Official CNNIC sued on hooligan software charges
By Guo Qiang (
Updated: 2006-10-10 15:47

China's official Internet information governing body, the China Internet Network Information Center (CNNIC) has become the latest target in a nationwide anti-hooligan application spree as the Beijing-based Anti-Hooligan Software Federation lodged a lawsuit against it in Guangzhou, southern province of Guangdong, the Beijing News reported on October 10.

The campaign by the federation also includes lawsuits against Yahoo! China,, Baidu, Alibaba, Ebay, Qianxiang, China's high-profile Internet profiteer. A total of 130 hooligan application makers are faced with lawsuits, state media reported.

The CNNIC is accused of installing its application without informing Internet users beforehand. It is also difficult for users to uninstall the software completely from their operation systems.

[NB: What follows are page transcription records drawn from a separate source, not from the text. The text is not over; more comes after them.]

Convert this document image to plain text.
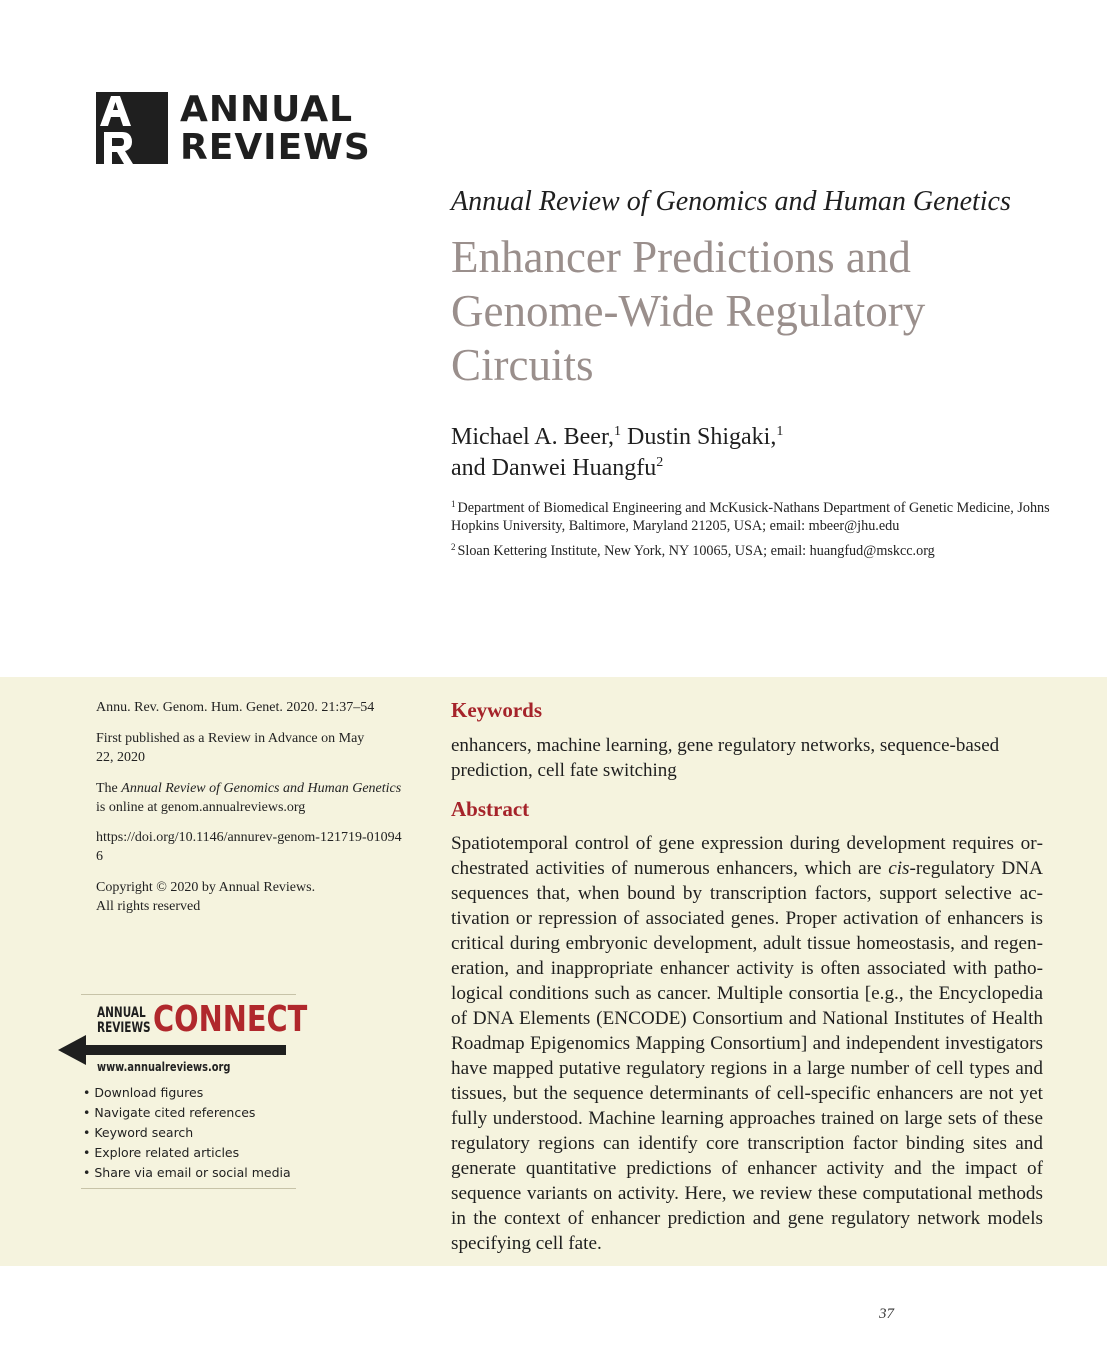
ANNUAL
REVIEWS
Annual Review of Genomics and Human Genetics
Enhancer Predictions and Genome-Wide Regulatory Circuits
Michael A. Beer,$^1$ Dustin Shigaki,$^1$
and Danwei Huangfu$^2$
$^1$ Department of Biomedical Engineering and McKusick-Nathans Department of Genetic Medicine, Johns Hopkins University, Baltimore, Maryland 21205, USA; email: mbeer@jhu.edu
$^2$ Sloan Kettering Institute, New York, NY 10065, USA; email: huangfud@mskcc.org
Annu. Rev. Genom. Hum. Genet. 2020. 21:37–54
First published as a Review in Advance on May 22, 2020
The Annual Review of Genomics and Human Genetics
is online at genom.annualreviews.org
https://doi.org/10.1146/annurev-genom-121719-010946
Copyright © 2020 by Annual Reviews.
All rights reserved
ANNUAL
REVIEWS CONNECT
www.annualreviews.org
• Download figures
• Navigate cited references
• Keyword search
• Explore related articles
• Share via email or social media
Keywords
enhancers, machine learning, gene regulatory networks, sequence-based prediction, cell fate switching
Abstract
Spatiotemporal control of gene expression during development requires orchestrated activities of numerous enhancers, which are cis-regulatory DNA sequences that, when bound by transcription factors, support selective activation or repression of associated genes. Proper activation of enhancers is critical during embryonic development, adult tissue homeostasis, and regeneration, and inappropriate enhancer activity is often associated with pathological conditions such as cancer. Multiple consortia [e.g., the Encyclopedia of DNA Elements (ENCODE) Consortium and National Institutes of Health Roadmap Epigenomics Mapping Consortium] and independent investigators have mapped putative regulatory regions in a large number of cell types and tissues, but the sequence determinants of cell-specific enhancers are not yet fully understood. Machine learning approaches trained on large sets of these regulatory regions can identify core transcription factor binding sites and generate quantitative predictions of enhancer activity and the impact of sequence variants on activity. Here, we review these computational methods in the context of enhancer prediction and gene regulatory network models specifying cell fate.
37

The federation is demanding a symbolic 94 yuan (US$12) in compensation and a public apology to the massive group of Internet users in China.

The number of Internet users in China has reached 123 million, trailing just behind the United States, previous state media reported. However, so-called 'rogue' applications have become a headache for millions of Internet users.

'Rogue' applications include adware (which pumps out massive volumes of advertisements), spyware, (which monitors the browsing habits of computer users), trackware (which traces user's private information), and malicious shareware (which contain posing viruses, trojans, worms, spyware, and similar problem programs).

Most 'rogue' applications install themselves without the user's knowledge, destabilize the operating system, and are very hard to completely erase from the computer system. The organization is following yahoo! China and in claiming its self-created software are tools that help Internet users surf the web more easily.

"CNNIC supports the nationwide campaign by the federation and the media to fight against hooligan software," the governing body said in a statement obtained by the Beijing News.

"However, CNNIC's applications are free from hooligan software during installation, uninstallation and user functions, in accordance with the rules set by the Internet Engineering Task Force (IETF)."

IETF, the authoritative body of Internet operation has published regulations for applications.

The IETF describes an Internet Standard as " a specification that is stable and well-understood, is technically competent, has multiple, independent, and interoperable implementations with substantial operational experience, enjoys significant public support, and is recognizably useful in some or all parts of the Internet. "

"Our application respects Internet users' rights, including the right to choose and knowing the truth, " CNNIC says, adding that if the software cannot be thoroughly removed from the computer system it must be other hooligan applications created by other companies that are affecting the process.

Rampant hooligan software in China proves the untapped potential of the world's second-largest netizen population.

The applications are always used to promote websites and lure Internet users to link to sites showing lurid content or promising get-rich-quick schemes. Meanwhile, some Chinese websites have resorted to the software to create false data on the numbers of hits it receives, according to a report carried by the Xinhua News Agency.

"A software producer can easily make 100,000 yuan a month," state media reported.